When taking out insurance, or at the time of your yearly review, it is important to consider policy ownership. Who should own your policy so that the money paid out ends up where you want it to? Do you fully understand how policy ownership works and the consequences of not having the right structure? The policy owner, who is not necessarily the life insured, has the right to deal with the policy – changing the level of cover and contact details.
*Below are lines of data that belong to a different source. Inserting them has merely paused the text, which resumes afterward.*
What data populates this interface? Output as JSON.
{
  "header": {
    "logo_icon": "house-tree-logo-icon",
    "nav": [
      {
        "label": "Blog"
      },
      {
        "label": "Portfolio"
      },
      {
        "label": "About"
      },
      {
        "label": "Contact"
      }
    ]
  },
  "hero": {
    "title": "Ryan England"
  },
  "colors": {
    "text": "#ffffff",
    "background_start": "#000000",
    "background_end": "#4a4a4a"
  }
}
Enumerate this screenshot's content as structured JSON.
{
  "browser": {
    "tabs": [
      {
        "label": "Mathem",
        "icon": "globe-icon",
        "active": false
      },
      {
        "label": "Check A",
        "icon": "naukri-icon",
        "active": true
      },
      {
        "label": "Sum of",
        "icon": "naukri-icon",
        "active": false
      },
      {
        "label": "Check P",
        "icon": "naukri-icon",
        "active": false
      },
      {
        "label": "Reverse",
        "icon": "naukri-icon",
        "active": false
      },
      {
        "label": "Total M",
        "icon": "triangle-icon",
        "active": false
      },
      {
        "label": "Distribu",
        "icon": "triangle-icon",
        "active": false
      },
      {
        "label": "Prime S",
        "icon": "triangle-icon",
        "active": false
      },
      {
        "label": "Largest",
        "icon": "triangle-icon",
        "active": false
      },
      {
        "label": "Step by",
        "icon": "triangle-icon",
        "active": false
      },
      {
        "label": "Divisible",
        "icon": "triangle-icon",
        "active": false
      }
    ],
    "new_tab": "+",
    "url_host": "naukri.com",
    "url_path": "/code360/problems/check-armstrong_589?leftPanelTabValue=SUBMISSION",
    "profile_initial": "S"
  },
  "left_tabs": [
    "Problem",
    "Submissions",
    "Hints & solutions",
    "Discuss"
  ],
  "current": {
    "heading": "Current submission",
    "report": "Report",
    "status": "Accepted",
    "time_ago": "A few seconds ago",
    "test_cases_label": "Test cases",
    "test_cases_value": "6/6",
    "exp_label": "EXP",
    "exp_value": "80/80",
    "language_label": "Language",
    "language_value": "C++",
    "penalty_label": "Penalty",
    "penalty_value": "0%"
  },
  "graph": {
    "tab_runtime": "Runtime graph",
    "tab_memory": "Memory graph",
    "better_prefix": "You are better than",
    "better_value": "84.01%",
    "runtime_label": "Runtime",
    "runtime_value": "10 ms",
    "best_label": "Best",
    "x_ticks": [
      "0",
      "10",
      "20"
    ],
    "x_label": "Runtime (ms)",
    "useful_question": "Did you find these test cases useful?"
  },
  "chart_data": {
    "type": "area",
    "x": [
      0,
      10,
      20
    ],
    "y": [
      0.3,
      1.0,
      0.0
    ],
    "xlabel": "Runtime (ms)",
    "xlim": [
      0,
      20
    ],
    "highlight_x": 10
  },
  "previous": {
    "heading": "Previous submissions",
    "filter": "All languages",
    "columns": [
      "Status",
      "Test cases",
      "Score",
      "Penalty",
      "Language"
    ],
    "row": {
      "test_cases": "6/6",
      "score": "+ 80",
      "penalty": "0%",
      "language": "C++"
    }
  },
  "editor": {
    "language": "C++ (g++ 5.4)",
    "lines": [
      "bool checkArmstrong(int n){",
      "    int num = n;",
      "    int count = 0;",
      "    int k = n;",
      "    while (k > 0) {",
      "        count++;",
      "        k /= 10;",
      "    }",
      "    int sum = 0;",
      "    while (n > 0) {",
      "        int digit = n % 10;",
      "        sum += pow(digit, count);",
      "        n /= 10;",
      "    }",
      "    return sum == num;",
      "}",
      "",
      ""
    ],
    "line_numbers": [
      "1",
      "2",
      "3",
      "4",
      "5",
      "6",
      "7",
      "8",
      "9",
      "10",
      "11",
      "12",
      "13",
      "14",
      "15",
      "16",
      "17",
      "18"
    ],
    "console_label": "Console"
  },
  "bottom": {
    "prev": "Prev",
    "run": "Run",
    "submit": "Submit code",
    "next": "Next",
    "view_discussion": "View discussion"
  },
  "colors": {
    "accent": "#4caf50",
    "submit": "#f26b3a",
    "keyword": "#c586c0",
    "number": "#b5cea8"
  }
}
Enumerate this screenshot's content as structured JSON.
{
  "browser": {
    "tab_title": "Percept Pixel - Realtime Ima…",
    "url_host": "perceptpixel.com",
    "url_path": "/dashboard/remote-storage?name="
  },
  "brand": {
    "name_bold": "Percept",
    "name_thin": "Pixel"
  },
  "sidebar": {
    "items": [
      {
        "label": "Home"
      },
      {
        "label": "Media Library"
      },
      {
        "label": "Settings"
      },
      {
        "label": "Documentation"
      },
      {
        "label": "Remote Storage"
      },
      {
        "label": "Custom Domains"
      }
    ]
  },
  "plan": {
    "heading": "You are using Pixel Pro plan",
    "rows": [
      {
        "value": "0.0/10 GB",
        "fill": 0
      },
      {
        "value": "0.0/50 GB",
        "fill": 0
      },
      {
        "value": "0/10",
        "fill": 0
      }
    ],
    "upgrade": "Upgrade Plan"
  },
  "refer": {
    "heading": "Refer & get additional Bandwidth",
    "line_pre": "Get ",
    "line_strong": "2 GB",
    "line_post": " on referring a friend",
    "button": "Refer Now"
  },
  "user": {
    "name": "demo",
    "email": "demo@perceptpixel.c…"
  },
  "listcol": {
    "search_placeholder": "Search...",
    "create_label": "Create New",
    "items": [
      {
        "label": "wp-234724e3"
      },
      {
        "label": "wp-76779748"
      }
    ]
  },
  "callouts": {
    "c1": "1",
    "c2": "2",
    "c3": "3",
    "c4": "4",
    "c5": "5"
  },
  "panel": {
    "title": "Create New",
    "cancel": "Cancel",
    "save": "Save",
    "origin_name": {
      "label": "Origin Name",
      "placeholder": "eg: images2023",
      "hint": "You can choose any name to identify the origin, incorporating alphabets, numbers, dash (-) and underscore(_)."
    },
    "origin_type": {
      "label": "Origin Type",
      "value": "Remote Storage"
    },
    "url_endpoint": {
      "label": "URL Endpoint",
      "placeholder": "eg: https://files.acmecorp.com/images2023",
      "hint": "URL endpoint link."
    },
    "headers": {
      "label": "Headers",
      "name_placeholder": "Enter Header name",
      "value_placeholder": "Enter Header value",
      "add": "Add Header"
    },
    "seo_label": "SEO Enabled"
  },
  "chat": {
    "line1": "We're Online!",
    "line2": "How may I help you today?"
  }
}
The policy owner is also responsible for paying the premium. The right ownership structure will depend on your individual circumstances. That’s why it is important to review the structure you set up when you take out the policy. There are a number of ways to set up the ownership structure, and most of them have their advantages and disadvantages:
Sole policy ownership
In this scenario, the life insured is also the policy owner. In case of death the policy will be paid to the estate and distributed in accordance with a will. This can mean delays if the family needs to access the money immediately to pay for daily expenses or funeral costs as the policy will be locked up in probate after death.
Joint policy ownership
In this case, a policy is owned by more than one person – often a couple will jointly own each other’s policies. During the life of the policy any changes that are made will require signed authorisation from both owners and in the event of death, the funds go directly to the remaining policy owner. This type of ownership however might create problems when a marriage or partnership breaks up, as both parties will need to agree to split the policy.
Policy managed by a trust
A person’s policy can be managed by a trustee of a trust, as trusts themselves are not classed as ‘people’ and therefore can’t own policies. With this option, it is important to have the right beneficiaries set up in the trust. To make sure funds reach children, it is best to make sure the will is up to date and specifies where the funds should go.
It is important to get advice from professional advisers like lawyers, accountants and financial advisers so that you have the peace of mind of knowing that your loved ones will be looked after should you pass away.